Dyslexia, which affects up to 1 in 10 people in the UK alone to some extent, often affects a person’s ability to read, write and spell.
Although the exact cause is unknown, previous research suggests dyslexia is inherited, with smaller studies linking it to a few genes.
To get a wider view of dyslexia’s potential genetic associations, Michelle Luciano at the University of Edinburgh, UK, and her colleagues carried out a genome-wide association study on 1.1 million adults, mainly of European origin, of whom 51,000 said they had been diagnosed with dyslexia. These studies involve scanning markers across the complete sets of genomes of many people to find any variations associated with a particular trait or condition.
The researchers identified 42 genetic variants that tended to differ between the participants who did and did not have dyslexia. The more of these variants an individual had, the higher their chance of having dyslexia, the results suggest.
Referring to dyslexia, Luciano says: “It’s a complex trait and like lots of complex traits, it’s influenced by many genes, and each of them by itself has a very small effect on the increasing genetic predisposition of dyslexia.”
To confirm their results, the researchers created a scoring system for a separate group of 2800 adults and teenagers, based on their dyslexia-associated variants.
A higher score was linked to these participants showing more signs of dyslexia on a reading and spelling test. It isn’t known whether any of the 2800 participants had been diagnosed with dyslexia.
Around one-third of the 42 genetic variants have previously been linked to conditions such as attention deficit hyperactivity disorder. The remaining links were more novel, with some of these variants also being associated with a lower pain threshold and being ambidextrous.

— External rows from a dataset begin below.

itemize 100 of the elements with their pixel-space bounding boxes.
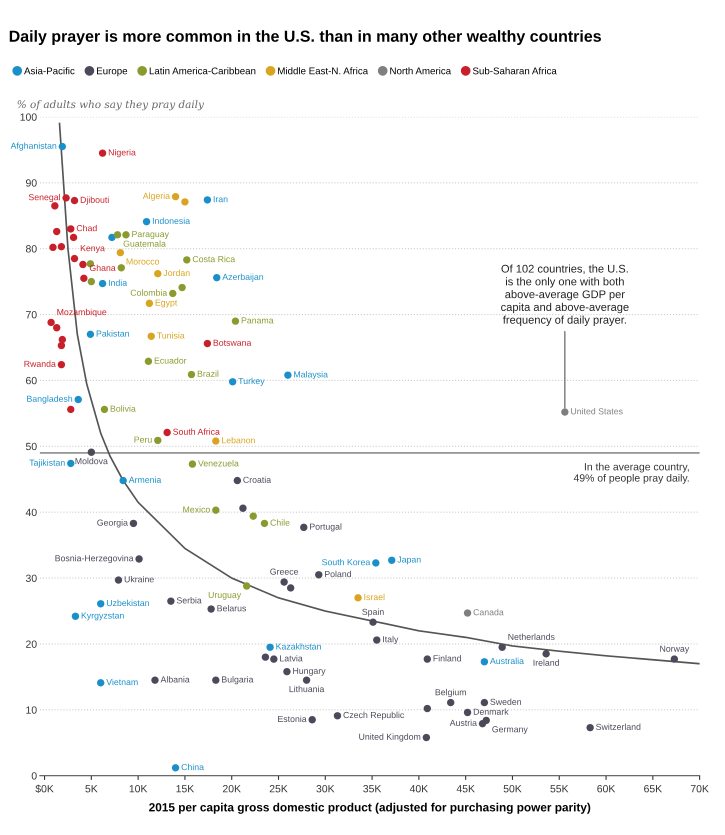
annotation: Kenya: [80, 245, 105, 253]
x-tick-label: 40K: [410, 785, 428, 792]
legend-label: Latin America-Caribbean: [150, 67, 256, 74]
point: [212, 506, 220, 514]
point: [58, 142, 66, 150]
annotation: Belarus: [217, 604, 246, 612]
x-tick-label: 60K: [597, 785, 616, 792]
point: [86, 330, 94, 338]
x-tick-label: 45K: [456, 785, 475, 792]
annotation: Ecuador: [154, 357, 186, 364]
point: [130, 520, 138, 528]
annotation: Ireland: [534, 659, 559, 666]
point: [250, 512, 257, 520]
legend-label: Europe: [97, 68, 128, 76]
annotation: Costa Rica: [192, 256, 236, 262]
annotation: China: [182, 764, 204, 770]
point: [88, 448, 96, 456]
y-tick-label: 50: [26, 442, 37, 450]
point: [172, 764, 180, 772]
annotation: Latvia: [280, 655, 303, 662]
point: [300, 524, 308, 532]
point: [70, 254, 78, 262]
annotation: Chile: [270, 519, 290, 526]
point: [163, 428, 171, 436]
annotation: Venezuela: [198, 460, 239, 466]
point: [62, 194, 70, 202]
point: [283, 668, 291, 676]
annotation: Afghanistan: [10, 142, 56, 151]
point: [204, 340, 212, 348]
point: [480, 698, 488, 706]
x-tick-label: 25K: [270, 785, 288, 792]
annotation: Vietnam: [106, 678, 138, 686]
point: [167, 597, 175, 605]
point: [49, 244, 57, 252]
x-tick-label: 70K: [690, 785, 709, 792]
annotation: Bulgaria: [222, 676, 254, 684]
point: [53, 228, 60, 236]
point: [232, 317, 240, 325]
x-tick-label: 50K: [504, 785, 522, 792]
point: [144, 358, 152, 365]
point: [51, 202, 59, 210]
point: [122, 231, 130, 238]
point: [213, 274, 220, 282]
annotation: Nigeria: [108, 149, 136, 158]
point: [67, 225, 74, 233]
point: [207, 605, 215, 613]
annotation: Greece: [270, 568, 298, 575]
annotation: Botswana: [214, 340, 252, 346]
annotation: United States: [571, 408, 623, 414]
annotation: Lithuania: [290, 686, 324, 692]
annotation: Jordan: [163, 270, 190, 276]
y-tick-label: 40: [26, 508, 37, 516]
annotation: Portugal: [310, 523, 342, 532]
y-tick-label: 100: [20, 113, 37, 121]
point: [498, 644, 506, 651]
annotation: Georgia: [97, 519, 128, 528]
y-tick-label: 20: [26, 640, 37, 648]
point: [260, 520, 268, 528]
annotation: Kazakhstan: [276, 643, 321, 650]
annotation: Bosnia-Herzegovina: [55, 554, 134, 564]
annotation: Of 102 countries, the U.S. is the only one with both above-average GDP per capita and above-average frequency of daily prayer.: [501, 264, 629, 326]
point: [70, 196, 78, 204]
point: [148, 332, 155, 340]
y-tick-label: 90: [26, 179, 37, 187]
x-tick-label: 30K: [316, 785, 334, 792]
annotation: Germany: [492, 726, 528, 734]
x-tick-label: $0K: [35, 784, 54, 794]
point: [302, 676, 310, 684]
point: [154, 270, 162, 278]
annotation: Panama: [242, 317, 274, 324]
point: [142, 218, 150, 226]
point: [135, 555, 143, 563]
annotation: Austria: [450, 720, 477, 726]
annotation: Rwanda: [24, 360, 56, 367]
annotation: Guatemala: [124, 240, 166, 247]
annotation: Norway: [660, 646, 690, 654]
point: [266, 644, 274, 651]
point: [204, 196, 212, 204]
x-tick-label: 5K: [85, 785, 98, 792]
point: [108, 234, 116, 242]
annotation: South Africa: [173, 428, 220, 435]
point: [424, 704, 431, 712]
annotation: Japan: [397, 556, 421, 564]
x-tick-label: 55K: [550, 785, 568, 792]
point: [58, 243, 66, 250]
point: [308, 716, 316, 724]
point: [287, 584, 294, 592]
point: [169, 290, 176, 298]
annotation: Switzerland: [596, 724, 640, 730]
annotation: Spain: [362, 608, 384, 617]
annotation: Kyrgyzstan: [82, 612, 124, 620]
point: [100, 406, 108, 414]
point: [280, 578, 288, 586]
annotation: United Kingdom: [359, 733, 420, 742]
annotation: Armenia: [128, 476, 162, 483]
point: [114, 576, 122, 584]
point: [188, 370, 196, 378]
point: [116, 248, 124, 256]
point: [561, 408, 569, 416]
annotation: Colombia: [130, 289, 168, 296]
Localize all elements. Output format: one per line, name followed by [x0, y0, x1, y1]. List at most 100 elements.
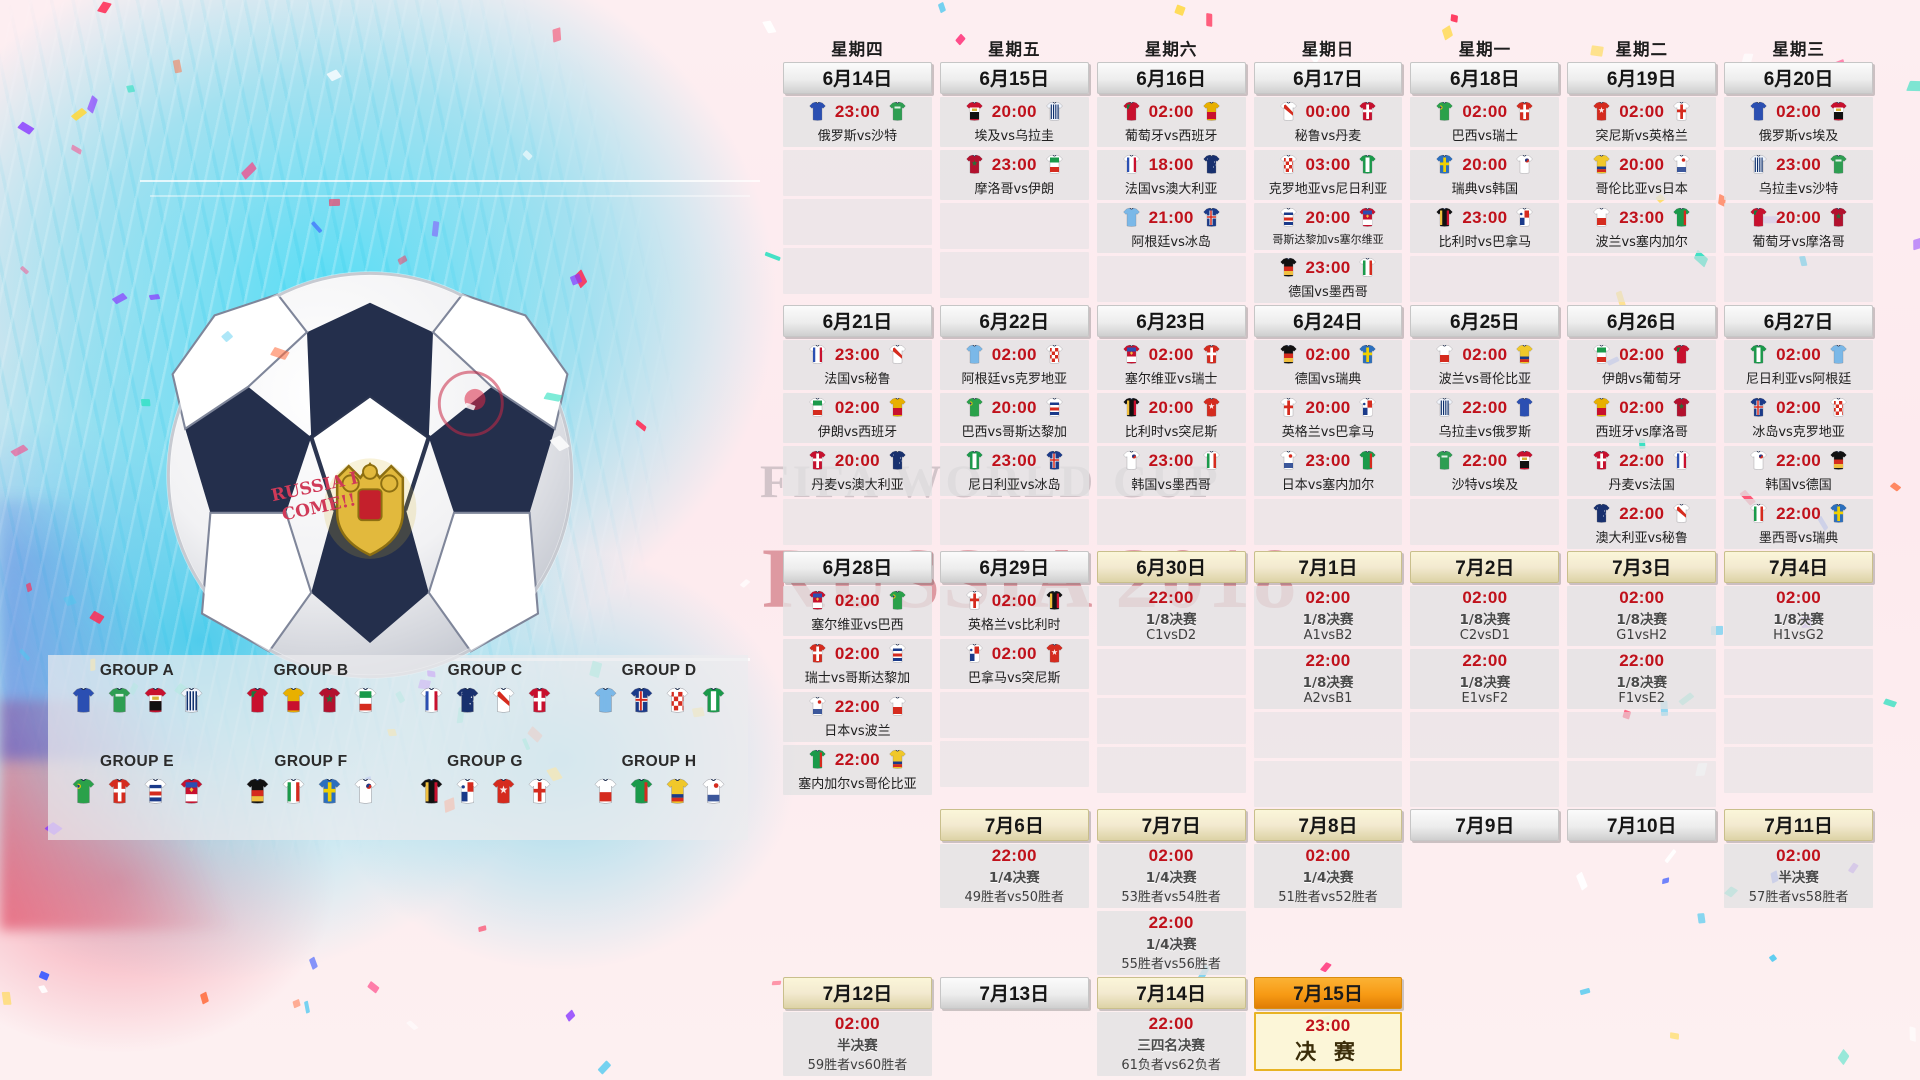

The genetic variants may alter a neurodevelopmental process, says In-Hyun Park at Yale University. This could then affect multiple connections between a person’s neurons, which may cause dyslexia, pain sensitivity and ambidexterity, he says.
The 42 genetic variants may not cause dyslexia per se, but could make it more likely to occur if combined with certain learning styles, says Luciano. For example, phonics teaches children to match certain letters with sounds and may be particularly helpful for people with dyslexia, she says.
“When people think of genetics, the first thing they might think is that it’s something that’s fixed and we know that that’s simply not the case,” she says. “Genes operate within environments, so the environment is really important to consider.”
While much more research is required, the findings could one day lead to a genetic test that identifies children who are predisposed to have dyslexia, says Luciano. This could allow for interventions that reduce the development of reading and writing difficulties, she says.